Binance derives roughly 90% of its revenue from trading and the rest from sources such as deposit, withdrawal, and margin lending revenues. Binance charges low fees for spot and futures trading with additional discounts. The estimated revenue for Binance in 2022 is $12 billion, but this figure may be an overestimate.

Binance’s Affiliate Program and Its Reliance on Binance Coin (BNB)

Binance’s affiliate program, officially called the Affiliate Program, involves enlisting prominent names in social media, such as influencers, financial and opinion leaders, analysts, and crypto funds. Eligible hosts can pocket 41% kickbacks on recruits’ spot trades if they start with fewer than 500 referrals and 50% when they hit over 500.

To keep the 41% kickbacks, an inviter must attract at least 10 new customers every 90 days that together generate at least the equivalent of 50 Bitcoin or around $1 million in new trades.

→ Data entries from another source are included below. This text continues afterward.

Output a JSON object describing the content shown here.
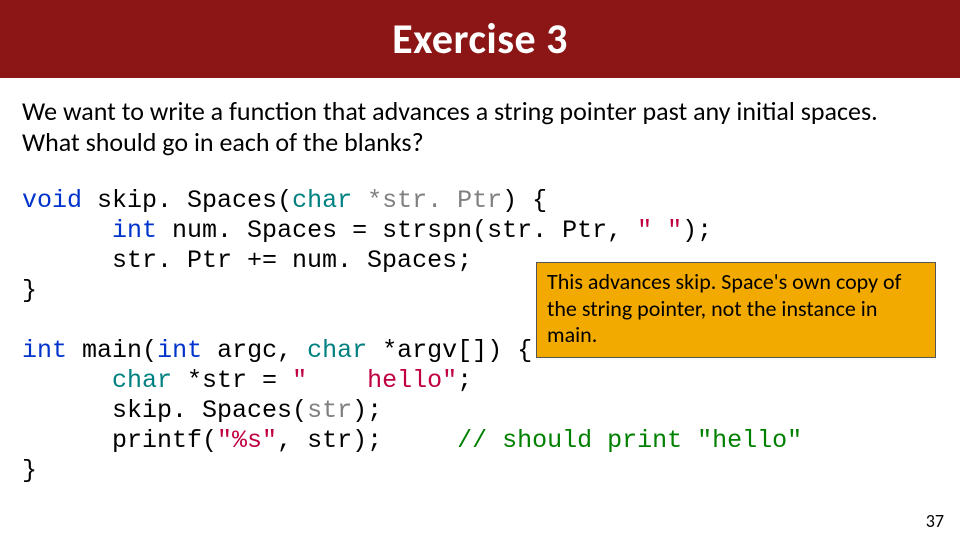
{
  "title": "Exercise 3",
  "prompt": "We want to write a function that advances a string pointer past any initial spaces.  What should go in each of the blanks?",
  "code": {
    "l1": {
      "kw": "void",
      "fn": "skip. Spaces",
      "ty": "char",
      "arg": "*str. Ptr"
    },
    "l2": {
      "kw": "int",
      "rest": "num. Spaces = strspn(str. Ptr, ",
      "str": "\" \"",
      "end": ");"
    },
    "l3": "str. Ptr += num. Spaces;",
    "l5": {
      "kw": "int",
      "fn": "main",
      "kw2": "int",
      "argc": "argc",
      "ty": "char",
      "argv": "*argv[]"
    },
    "l6": {
      "ty": "char",
      "decl": "*str = ",
      "str": "\"    hello\"",
      "end": ";"
    },
    "l7": {
      "call": "skip. Spaces(",
      "arg": "str",
      "end": ");"
    },
    "l8": {
      "call": "printf(",
      "str": "\"%s\"",
      "rest": ", str);",
      "cmt": "// should print \"hello\""
    }
  },
  "callout": "This advances skip. Space's own copy of the string pointer, not the instance in main.",
  "page": "37"
}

Binance provides strong incentives for affiliates to keep building their clubs as they get a share of their recruit’s spot commissions forever.

Binance’s aggressive referral program is a major part of its growth and expenses. However, the program’s legality is not in question, but hosts must avoid falsifying their qualifications or trading records. The use of influencers raises compliance risks, and the program’s generosity could pose problems by cutting into profits.

Binance’s reliance on BNB presents a shaky aspect of the business. BNB’s primary use is as a currency that secures discounts for Binance customers, and it is the exclusive coin for staking on Binance’s BNB Chain. As part of its initial coin offering, Binance pledged to gradually purchase and “burn” 100 million BNB, or half of the number originally minted, to get people excited about the coin’s future value.

The strategy appears to have worked as the price of BNB soared from $30 to $670 by November 2021, making it the fourth most valuable crypto coin with a market cap of $53 billion. Binance’s founders have erased 24 million of their original 80 million BNB coins since June 2019, which had a cumulative value of $4.5 billion.

CFTC Sues Binance for Illegal Operation

The CFTC lawsuit alleges that Binance and its CEO have instructed its employees and customers to circumvent compliance controls in order to maximize corporate profits, violating US trading laws. Binance is accused of secretly coaching American “VIP” customers to evade compliance controls in particular.

Binance denied the accusations and said that it has made “significant investments” to ensure that US-based investors are not active on the platform. The CFTC can seek heavy fines and potentially ban Binance from registering in the US in the future, but it cannot bring criminal charges.

The likely outcome is that Binance ends up paying “hundreds of millions of dollars” in fines and will be prevented from registering a derivatives exchange in the future. The crypto industry is facing regulatory scrutiny from the Internal Revenue Service and Securities and Exchange Commission, and Coinbase, the largest US-listed crypto exchange, is also under investigation.

In conclusion, the recent legal troubles faced by Binance suggest that investors should approach their services with caution. While they are undoubtedly a prevalent business within the cryptocurrency market, their aggressive growth strategy may come at a price for both themselves and their clients. As regulatory scrutiny across the cryptocurrency sector increases globally, businesses must ensure they can comply with regulatory requirements to avoid legal troubles.